According to information obtained by SABAH, Ankara has determined that the Assad administration would not have the audacity to act at this level of hostility alone and is now drawing attention to the potential of other nations' involvement.
The ongoing intensive diplomacy in the capital began with an announcement released by Foreign Affairs Minister Ahmet Davutoğlu who warned, "Nobody can be so bold as to test Turkey's capacity," and went on to reveal the behind-the-curtain details of the strike.
Turkey's Foreign Affairs Ministry has extended invitations to Arab nations' ambassadors, diplomats from the five permanent members of the U.N. Security Council as well as representatives from the EU and NATO member nations.
Diplomats were briefed on all of the details pertaining to the attack and were requested to relay the information to their respective capitals. Meanwhile, at the same time, a diplomatic note was delivered to Syria's Istanbul embassy. The NATO Council has been called to an extraordinary meeting tomorrow to deal with the matter.
RUSSIA AND IRAN...
Signs of what Turkey's road map will entail have begun to surface following a 'state session' held between Prime Minister Tayyip Erdoğan and opposition party leaders. According to assessments surfaced from the session, Ankara has determined that the Assad administration would not have the audacity to exert such a hostile stance on its own accord.
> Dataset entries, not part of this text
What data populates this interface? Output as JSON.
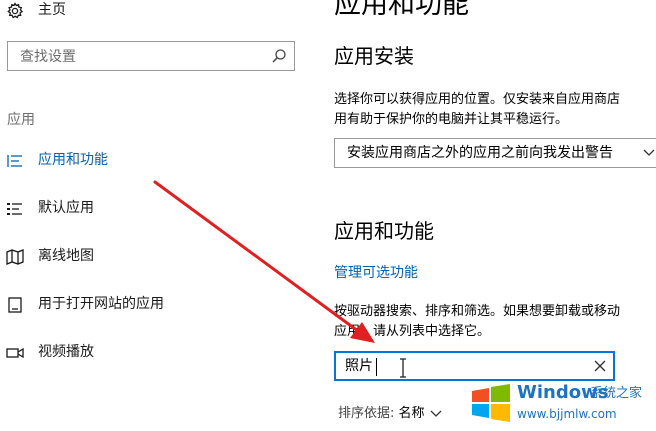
{
  "sidebar": {
    "home_label": "主页",
    "search_placeholder": "查找设置",
    "section_label": "应用",
    "items": [
      {
        "label": "应用和功能",
        "icon": "list-icon",
        "active": true
      },
      {
        "label": "默认应用",
        "icon": "default-apps-icon",
        "active": false
      },
      {
        "label": "离线地图",
        "icon": "map-icon",
        "active": false
      },
      {
        "label": "用于打开网站的应用",
        "icon": "website-apps-icon",
        "active": false
      },
      {
        "label": "视频播放",
        "icon": "video-icon",
        "active": false
      }
    ]
  },
  "main": {
    "page_title": "应用和功能",
    "install_heading": "应用安装",
    "install_desc_line1": "选择你可以获得应用的位置。仅安装来自应用商店",
    "install_desc_line2": "用有助于保护你的电脑并让其平稳运行。",
    "install_dropdown_value": "安装应用商店之外的应用之前向我发出警告",
    "apps_heading": "应用和功能",
    "optional_features_link": "管理可选功能",
    "filter_desc_line1": "按驱动器搜索、排序和筛选。如果想要卸载或移动",
    "filter_desc_line2": "应用，请从列表中选择它。",
    "filter_input_value": "照片",
    "sort_label": "排序依据:",
    "sort_value": "名称"
  },
  "watermark": {
    "brand": "Windows",
    "brand_cn": "系统之家",
    "url": "www.bjjmlw.com"
  },
  "colors": {
    "accent": "#0078d7",
    "link": "#0063b1",
    "annotation_arrow": "#e02020"
  }
}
Attention was drawn to the diplomatic and military support offered, especially by Russia and Iran, to the Damascus administration.
The primary message delivered during the session was, "Neither an apology nor compensation will suffice for us. This account will only be settled with Assad's departure. Therefore, both the U.N. and NATO need to be fully engaged in the matter."
Despite the depth of this crisis, the majority viewpoint at the moment in Ankara is that the option of staging an operation is not at the forefront, due to the perception that any military intervention may harm Turkey's rising image in the Middle East and Islamic nations. It was therefore decided that international pressure should be increased to ensure that the Assad administration is removed from power. As part of Ankara's 'controlled tension' strategy, the objective is to engage NATO, the U.N., the EU and the Arab League in the issue. The first step to this end was to call the NATO Council to a meeting tomorrow to discuss the issue in accordance to the alliance's 4th article. The plan is to officially record that an ally nation was subjected to a unilateral attack that violated international law. This step will ensure the groundwork is laid for establishing international legitimacy prior to any potential further steps taken.